Between Kimiko's bold "Bossy" ring, the press junket, and the Nazi-bashing fight, this season has explored the marketing and portrayal of strong women. The first season depicted the inner workings of toxic workplaces and how these environments thrive, as Annie found herself without any allies within the Vought HQ. Madelyn Stillwell had no time for her legitimate complaints and Maeve was a nihilistic shell of a person. After Annie called her personal hero out, Queen Maeve responded by standing up for her young colleague against Homelander's rage. Weariness and self-loathing has threatened to consume her once again, and the Seven veteran is leaning into a vaping DGAF attitude: "It doesn't matter what we do. Nothing changes. Nothing ever changes or gets better. And I'm tired of it."

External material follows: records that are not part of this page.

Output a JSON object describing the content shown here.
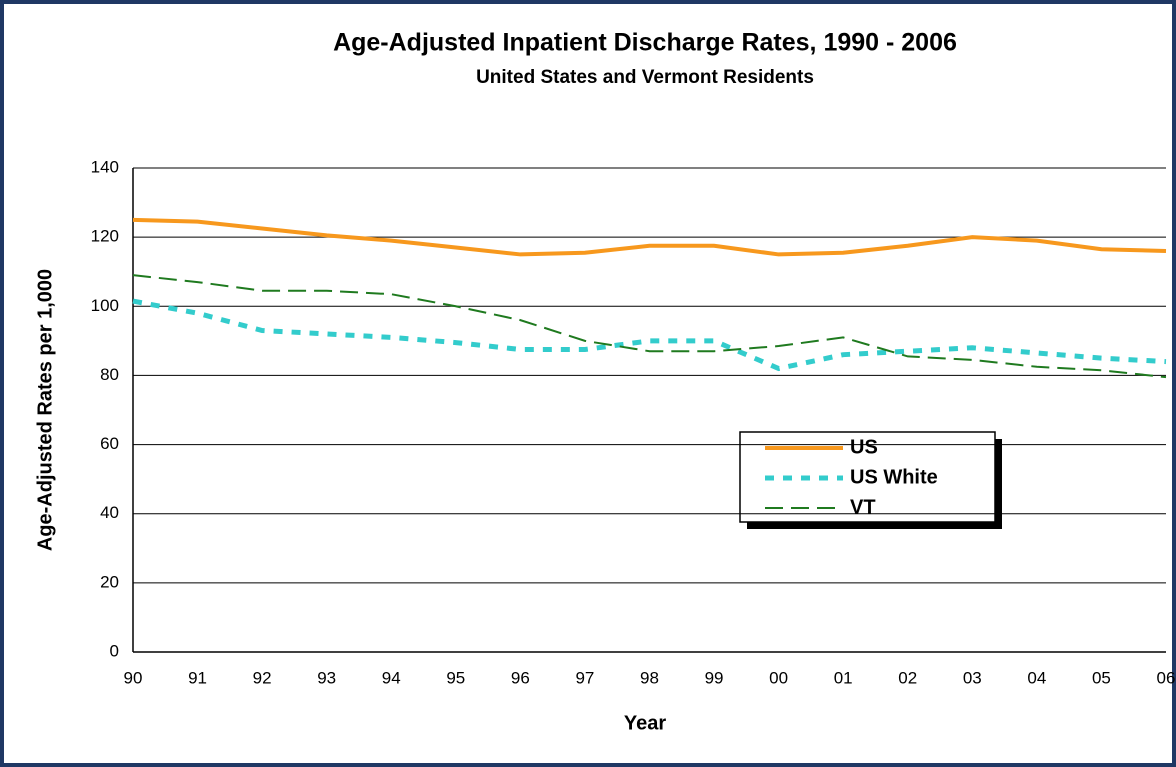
{
  "chart_data": {
    "type": "line",
    "title": "Age-Adjusted Inpatient Discharge Rates, 1990 - 2006",
    "subtitle": "United States and Vermont Residents",
    "x_label": "Year",
    "y_label": "Age-Adjusted Rates per 1,000",
    "categories": [
      "90",
      "91",
      "92",
      "93",
      "94",
      "95",
      "96",
      "97",
      "98",
      "99",
      "00",
      "01",
      "02",
      "03",
      "04",
      "05",
      "06"
    ],
    "series": [
      {
        "name": "US",
        "color": "#f7981d",
        "style": "solid",
        "values": [
          125,
          124.5,
          122.5,
          120.5,
          119,
          117,
          115,
          115.5,
          117.5,
          117.5,
          115,
          115.5,
          117.5,
          120,
          119,
          116.5,
          116
        ]
      },
      {
        "name": "US White",
        "color": "#33cccc",
        "style": "dotted",
        "values": [
          101.5,
          98,
          93,
          92,
          91,
          89.5,
          87.5,
          87.5,
          90,
          90,
          82,
          86,
          87,
          88,
          86.5,
          85,
          84
        ]
      },
      {
        "name": "VT",
        "color": "#1f7a1f",
        "style": "dashed",
        "values": [
          109,
          107,
          104.5,
          104.5,
          103.5,
          100,
          96,
          90,
          87,
          87,
          88.5,
          91,
          85.5,
          84.5,
          82.5,
          81.5,
          79.5
        ]
      }
    ],
    "ylim": [
      0,
      140
    ],
    "yticks": [
      0,
      20,
      40,
      60,
      80,
      100,
      120,
      140
    ],
    "grid": true
  }
}
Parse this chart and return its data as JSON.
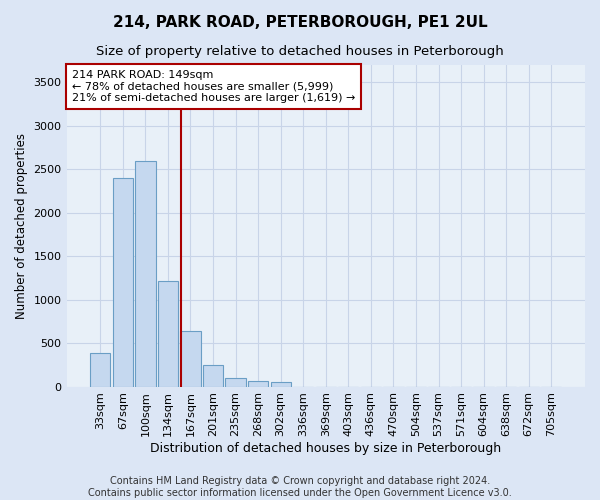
{
  "title": "214, PARK ROAD, PETERBOROUGH, PE1 2UL",
  "subtitle": "Size of property relative to detached houses in Peterborough",
  "xlabel": "Distribution of detached houses by size in Peterborough",
  "ylabel": "Number of detached properties",
  "categories": [
    "33sqm",
    "67sqm",
    "100sqm",
    "134sqm",
    "167sqm",
    "201sqm",
    "235sqm",
    "268sqm",
    "302sqm",
    "336sqm",
    "369sqm",
    "403sqm",
    "436sqm",
    "470sqm",
    "504sqm",
    "537sqm",
    "571sqm",
    "604sqm",
    "638sqm",
    "672sqm",
    "705sqm"
  ],
  "values": [
    390,
    2400,
    2600,
    1220,
    640,
    245,
    95,
    60,
    50,
    0,
    0,
    0,
    0,
    0,
    0,
    0,
    0,
    0,
    0,
    0,
    0
  ],
  "bar_color": "#c5d8ef",
  "bar_edge_color": "#6a9ec5",
  "vline_x": 3.57,
  "vline_color": "#aa0000",
  "annotation_line1": "214 PARK ROAD: 149sqm",
  "annotation_line2": "← 78% of detached houses are smaller (5,999)",
  "annotation_line3": "21% of semi-detached houses are larger (1,619) →",
  "annotation_box_color": "#ffffff",
  "annotation_box_edge_color": "#aa0000",
  "ylim": [
    0,
    3700
  ],
  "yticks": [
    0,
    500,
    1000,
    1500,
    2000,
    2500,
    3000,
    3500
  ],
  "footer_line1": "Contains HM Land Registry data © Crown copyright and database right 2024.",
  "footer_line2": "Contains public sector information licensed under the Open Government Licence v3.0.",
  "bg_color": "#dce6f5",
  "plot_bg_color": "#e8f0f8",
  "grid_color": "#c8d4e8",
  "title_fontsize": 11,
  "subtitle_fontsize": 9.5,
  "ylabel_fontsize": 8.5,
  "xlabel_fontsize": 9,
  "tick_fontsize": 8,
  "footer_fontsize": 7
}
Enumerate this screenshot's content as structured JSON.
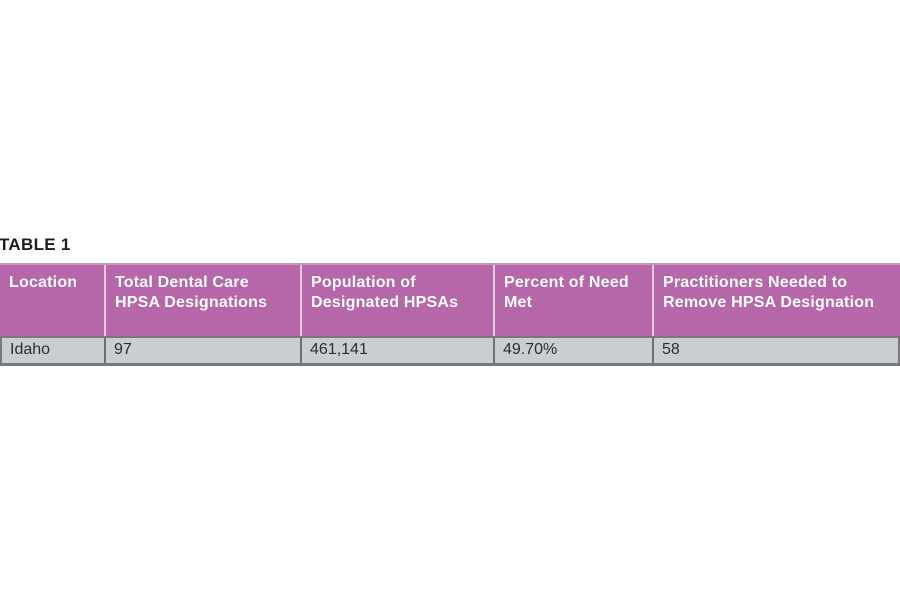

It is unclear exactly what tips Maeve into action but her timely arrival is unexpected because of this earlier conversation. However, it also fits her pattern of doing the right thing and Annie's ability to get under her skin. While this team-up is on a much smaller scale with somewhat lower stakes — the fate of the world does ride on whether Compound V is kept under lock and key — it has drawn comparisons to the Avengers: Endgame arrival of Captain Marvel and every other female Avenger when the odds are stacked against them. Because The Boys is a satire of the superhero genre, it is impossible to ignore these connotations, particularly as the "she's not alone" scene was on the receiving end of both cheers and cries of "token female empowerment." But unlike the overt skewering in the "Dawn of the Seven" movie with its very obvious nods to the DCU and MCU, this fight sequence isn't as obvious in its critique — even if Eric Kripke has noted the aforementioned Avengers scene is a "satirical target."
Another factor that cannot be disregarded is how women are always pitted against each other, as if it is a Highlander scenario where there can be only one. The first season of The Boys showed the toxic side effects of this outdated notion in how Maeve first responded to her younger colleague with derision. Because it took Marvel so long to have a female-fronted movie (another reason why some thought the Endgame moment rang hollow), the future of women getting to headline a superhero film was put on Captain Marvel's shoulders — something Wonder Woman also faced. No doubt if Black Widow and WW84 had been released earlier this year it would've been a similar tale of which woman fared better at the box office. But both can exist simultaneously without turning it into a "who did it better?" moment.
One reason why The Boys feels like such a breath of fresh air is that it doesn't have the same kind of baggage or pressure on its caped shoulders. The writers have the space to explore performative feminism and deliver a physical sequence that feels earned. Girls can and have always been able to get it done.